Quality of life refers to all day-to-day functions and emotions, including sexuality. Sex plays such an important role in our lives that if it is neglected, or worse, deliberately ignored, it can make us feel less of a person.

“Some studies show that almost 80-90% of stroke patients report a decrease in sexual function, frequency, intimacy and satisfaction,” says Dr George.

“The whole aspect of sexual function is affected ? not just sexual intercourse,” says Assoc Prof Nathan Vytialingam, a consultant occupational therapist.

Most of the patients attributed these changes to their general attitude towards sexuality, a fear of impotence, an inability to discuss sexuality, unwillingness to participate in sex and the degree of their functional disability.

“There are two extremes – you have people who abstain totally from sex and (at the other extreme), those who think they can have normal sexual function like they used to have before,” says Dr George.

For Assoc Prof Nathan, however, whether the actual act of intercourse takes place successfully is secondary to whether both patient and partner still feel loved and wanted by each other.

“The definition of sexual satisfaction depends on what both parties want,” he says. Perhaps a stroke patient and his wife are perfectly content just to hold each other close.

“When you hug somebody, at least the person will know that he/she is still wanted and loved. That, in some ways, will motivate patients to want to improve their quality of life,” he notes.

Interestingly, Dr Abdias Aquino, a neurologist at St Luke's Medical Center in Manila, has said that stroke victims can regain physical and psychological strength by rekindling their sex lives with their marital partners.

But their lives certainly have: Stroke patients find that they can no longer perform simple tasks effortlessly, they have to succumb to letting a person clean and change them, and they are not who they used to be.

It is very hard for someone with a disabling disease to feel sensual, lovable or sexually adequate. Often, a reduced sex drive is due to the patient spiralling into depression, a common occurrence in almost half of all stroke patients.

Perhaps they should just try holding hands, not to help Mahmud walk or do his exercises, but for sheer comfort. Still, there will come a time when one or both of them will desire more intimacy and at this juncture, both the patient and spouse will have to find a way to rekindle the flame without anxiety or fear of rejection.

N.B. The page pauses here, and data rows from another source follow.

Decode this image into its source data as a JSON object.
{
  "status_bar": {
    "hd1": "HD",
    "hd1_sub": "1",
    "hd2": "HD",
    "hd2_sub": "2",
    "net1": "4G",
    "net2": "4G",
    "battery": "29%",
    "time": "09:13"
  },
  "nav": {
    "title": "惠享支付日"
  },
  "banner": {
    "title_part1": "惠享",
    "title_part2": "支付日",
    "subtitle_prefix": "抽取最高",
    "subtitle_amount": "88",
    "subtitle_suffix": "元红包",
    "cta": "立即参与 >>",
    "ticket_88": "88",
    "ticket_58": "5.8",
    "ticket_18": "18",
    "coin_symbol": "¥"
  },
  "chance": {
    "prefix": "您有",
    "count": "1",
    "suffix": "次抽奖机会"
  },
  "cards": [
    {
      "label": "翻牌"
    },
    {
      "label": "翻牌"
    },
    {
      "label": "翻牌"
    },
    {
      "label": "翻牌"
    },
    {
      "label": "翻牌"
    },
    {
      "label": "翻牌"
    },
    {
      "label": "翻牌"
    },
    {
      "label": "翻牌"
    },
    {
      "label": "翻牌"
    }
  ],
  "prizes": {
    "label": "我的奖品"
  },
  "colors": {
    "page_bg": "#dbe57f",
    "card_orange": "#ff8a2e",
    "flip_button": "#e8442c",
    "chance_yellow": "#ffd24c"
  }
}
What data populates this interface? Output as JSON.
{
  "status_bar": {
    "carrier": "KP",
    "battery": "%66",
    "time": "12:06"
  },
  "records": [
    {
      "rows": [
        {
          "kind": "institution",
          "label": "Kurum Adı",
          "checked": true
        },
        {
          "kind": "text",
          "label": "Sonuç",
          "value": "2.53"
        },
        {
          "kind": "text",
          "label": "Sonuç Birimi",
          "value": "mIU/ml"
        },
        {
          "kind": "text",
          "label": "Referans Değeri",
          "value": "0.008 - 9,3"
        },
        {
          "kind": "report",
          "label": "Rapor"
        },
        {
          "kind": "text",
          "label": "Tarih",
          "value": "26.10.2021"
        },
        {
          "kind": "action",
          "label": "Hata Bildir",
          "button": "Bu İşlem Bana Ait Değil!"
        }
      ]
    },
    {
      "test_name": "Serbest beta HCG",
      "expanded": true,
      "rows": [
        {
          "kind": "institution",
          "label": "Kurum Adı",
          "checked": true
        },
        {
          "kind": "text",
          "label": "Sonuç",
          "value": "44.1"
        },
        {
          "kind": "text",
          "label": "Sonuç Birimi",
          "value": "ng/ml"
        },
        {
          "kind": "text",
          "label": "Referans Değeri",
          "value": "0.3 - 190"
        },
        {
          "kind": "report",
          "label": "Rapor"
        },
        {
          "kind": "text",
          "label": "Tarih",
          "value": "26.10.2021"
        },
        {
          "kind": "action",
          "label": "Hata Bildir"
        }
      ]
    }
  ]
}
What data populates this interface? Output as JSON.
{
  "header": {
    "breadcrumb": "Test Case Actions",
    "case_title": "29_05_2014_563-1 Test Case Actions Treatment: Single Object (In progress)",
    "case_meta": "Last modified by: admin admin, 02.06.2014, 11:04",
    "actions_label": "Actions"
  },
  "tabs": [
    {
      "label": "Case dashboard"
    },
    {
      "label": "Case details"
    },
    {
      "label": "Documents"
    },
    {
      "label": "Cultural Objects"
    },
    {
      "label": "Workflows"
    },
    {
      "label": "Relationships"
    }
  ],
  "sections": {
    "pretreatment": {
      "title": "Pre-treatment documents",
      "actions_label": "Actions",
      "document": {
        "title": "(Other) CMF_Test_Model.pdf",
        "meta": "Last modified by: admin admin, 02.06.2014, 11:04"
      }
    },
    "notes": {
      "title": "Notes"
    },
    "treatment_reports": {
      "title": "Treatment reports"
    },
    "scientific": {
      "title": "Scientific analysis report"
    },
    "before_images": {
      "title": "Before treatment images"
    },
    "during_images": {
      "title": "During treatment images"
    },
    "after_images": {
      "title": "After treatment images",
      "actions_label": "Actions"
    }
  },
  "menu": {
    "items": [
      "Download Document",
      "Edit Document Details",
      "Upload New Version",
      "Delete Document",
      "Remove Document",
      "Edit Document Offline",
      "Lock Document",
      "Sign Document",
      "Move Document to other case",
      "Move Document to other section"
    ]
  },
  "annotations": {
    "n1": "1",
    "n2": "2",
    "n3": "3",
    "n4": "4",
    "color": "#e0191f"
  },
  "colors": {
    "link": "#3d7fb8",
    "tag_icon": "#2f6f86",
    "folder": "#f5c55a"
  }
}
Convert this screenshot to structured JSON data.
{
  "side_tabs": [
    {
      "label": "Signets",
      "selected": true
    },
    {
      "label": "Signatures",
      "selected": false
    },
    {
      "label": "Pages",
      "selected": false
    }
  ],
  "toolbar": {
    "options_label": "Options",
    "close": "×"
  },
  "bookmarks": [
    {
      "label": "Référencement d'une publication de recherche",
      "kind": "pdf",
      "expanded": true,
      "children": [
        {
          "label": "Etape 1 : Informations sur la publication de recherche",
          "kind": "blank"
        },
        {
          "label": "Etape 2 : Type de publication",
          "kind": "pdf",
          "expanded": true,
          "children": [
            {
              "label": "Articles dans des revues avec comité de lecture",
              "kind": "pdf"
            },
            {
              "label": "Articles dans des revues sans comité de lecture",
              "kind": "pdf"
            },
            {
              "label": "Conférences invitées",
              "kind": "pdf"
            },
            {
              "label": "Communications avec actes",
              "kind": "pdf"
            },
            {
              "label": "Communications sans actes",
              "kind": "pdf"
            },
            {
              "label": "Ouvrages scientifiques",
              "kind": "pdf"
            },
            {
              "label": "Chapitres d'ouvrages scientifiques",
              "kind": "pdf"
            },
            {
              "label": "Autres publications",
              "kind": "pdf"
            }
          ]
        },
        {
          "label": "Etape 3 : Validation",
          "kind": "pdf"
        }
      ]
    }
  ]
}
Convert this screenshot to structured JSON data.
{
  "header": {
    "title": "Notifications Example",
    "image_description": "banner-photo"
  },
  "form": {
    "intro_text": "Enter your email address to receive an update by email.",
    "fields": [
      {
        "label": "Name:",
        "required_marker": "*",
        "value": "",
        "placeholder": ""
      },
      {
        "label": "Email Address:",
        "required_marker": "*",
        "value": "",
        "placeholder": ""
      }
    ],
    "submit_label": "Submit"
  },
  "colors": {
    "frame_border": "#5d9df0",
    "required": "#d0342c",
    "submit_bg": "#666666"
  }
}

The spouse will have to adjust to his/her role as the carer who handles duties like bathing, cleaning, feeding and assisting the stroke patient with toileting. It would be very difficult for him/her to go into the bedroom and suddenly become aroused.

Other conflicts come into play as well. Take, for instance, the spouse who still wants intimacy, but feels guilty for wanting to seek sexual satisfaction from a person who has a stroke and disability. Or perhaps both patient and partner want sex, but are afraid that any bedroom activities will make the stroke worse.

Aside from the fact that nobody would want to face a crisis in flagrante delicto, it is a medically valid concern that should be addressed by the health team managing the patient.

“Most often, after the acute phase (of the stroke), there is no real issue about having sexual relationships, with precautions like changing the style, position or technique,” Dr George assures.

Stroke patients with a disability may have muscle spasticity, contractures or limb paralysis. They may tire easily, not be able to get into certain positions or may need stimulation with sexual aids. They need to think about hygiene, especially those with an in-dwelling catheter, or those with bowel or bladder incontinence (see ‘Adjusting to changes').

Doctors also need to consider whether the patient is on medication that can affect sexual function. For instance, many stroke patients have hypertension, and some anti-hypertensives can cause sexual side effects.

“Some of these side effects wear off with time, so the patients just need reassurance. Sometimes we need to change medications to those with fewer side effects,” Dr George recommends.

Mahmud and his wife celebrated their 23rd wedding anniversary on Valentine's Day. She is glad that he is now able to walk by himself and encourages him to continue improving his right hand function.

As for Mahmud? “When I want to cross the road, you have to hold my hand. So I need you,” he says, his soft-spoken manner and slightly slurred speech making his words barely discernible.